Day 7 — Unicode, Perl 6, and You


(+1's) 1
David Coles
Also good reading on the topic is +Matt Giuca 's post on The importance of language-level abstract Unicode strings: https://unspecified.wordpress.com/2012/04/19/the-importance-of-language-level-abstract-unicode-strings/

David Coles
Swift also has fairly modern Unicode support, where each Character in a string is a single Extended Grapheme Cluster.
https://developer.apple.com/library/prerelease/ios/documentation/Swift/Conceptual/Swift_Programming_Language/StringsAndCharacters.html#//apple_ref/doc/uid/TP40014097-CH7-ID293

Matt Giuca
Heh, that is cool. In my blog post I make a couple of arguments against counting graphemes (see "What about combining characters?"), although I wasn't arguing particularly strongly against it.

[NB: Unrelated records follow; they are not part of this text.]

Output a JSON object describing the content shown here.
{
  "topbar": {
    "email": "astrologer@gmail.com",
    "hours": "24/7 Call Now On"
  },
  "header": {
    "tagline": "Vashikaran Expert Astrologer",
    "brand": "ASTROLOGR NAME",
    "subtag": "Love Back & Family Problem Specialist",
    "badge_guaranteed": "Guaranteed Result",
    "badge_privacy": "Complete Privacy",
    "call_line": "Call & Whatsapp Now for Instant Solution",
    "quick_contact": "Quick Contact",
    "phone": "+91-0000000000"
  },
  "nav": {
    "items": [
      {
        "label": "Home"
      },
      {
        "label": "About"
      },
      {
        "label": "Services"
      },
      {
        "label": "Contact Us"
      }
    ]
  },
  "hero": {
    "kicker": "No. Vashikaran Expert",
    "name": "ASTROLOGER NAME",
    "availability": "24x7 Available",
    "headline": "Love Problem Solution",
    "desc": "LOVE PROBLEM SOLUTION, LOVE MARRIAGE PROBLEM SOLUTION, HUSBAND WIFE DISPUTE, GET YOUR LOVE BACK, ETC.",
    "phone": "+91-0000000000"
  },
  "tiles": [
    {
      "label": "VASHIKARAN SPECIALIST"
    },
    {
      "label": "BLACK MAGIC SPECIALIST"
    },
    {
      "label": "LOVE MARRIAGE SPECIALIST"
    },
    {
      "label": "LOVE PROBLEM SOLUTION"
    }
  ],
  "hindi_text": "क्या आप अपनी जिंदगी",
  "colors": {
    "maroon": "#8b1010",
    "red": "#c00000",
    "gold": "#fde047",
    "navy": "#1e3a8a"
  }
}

It's good that Perl 6 seems to count graphemes by default but also offer access to codepoints. That seems ideal. Still, I wonder about performance --- do you have constant time access to graphemes? (In which case, strings would need to be stored as a list of pointers to arrays of codepoints.)

David Coles
Taking a look at http://design.perl6.org/S15.html it appears that Perl stores characters in a special NFG (Normalization Form Grapheme) form. It's like NFC form where graphemes are compressed into pre-composed forms, but also maps other graphemes to an internal representation. That way you can look up graphemes quickly, but may need to decompose them if you want the actual code-points.

Matt Giuca
I'll have a look later. The first thought that comes to mind (without reading) is that graphemes can be comprised of arbitrarily many code points.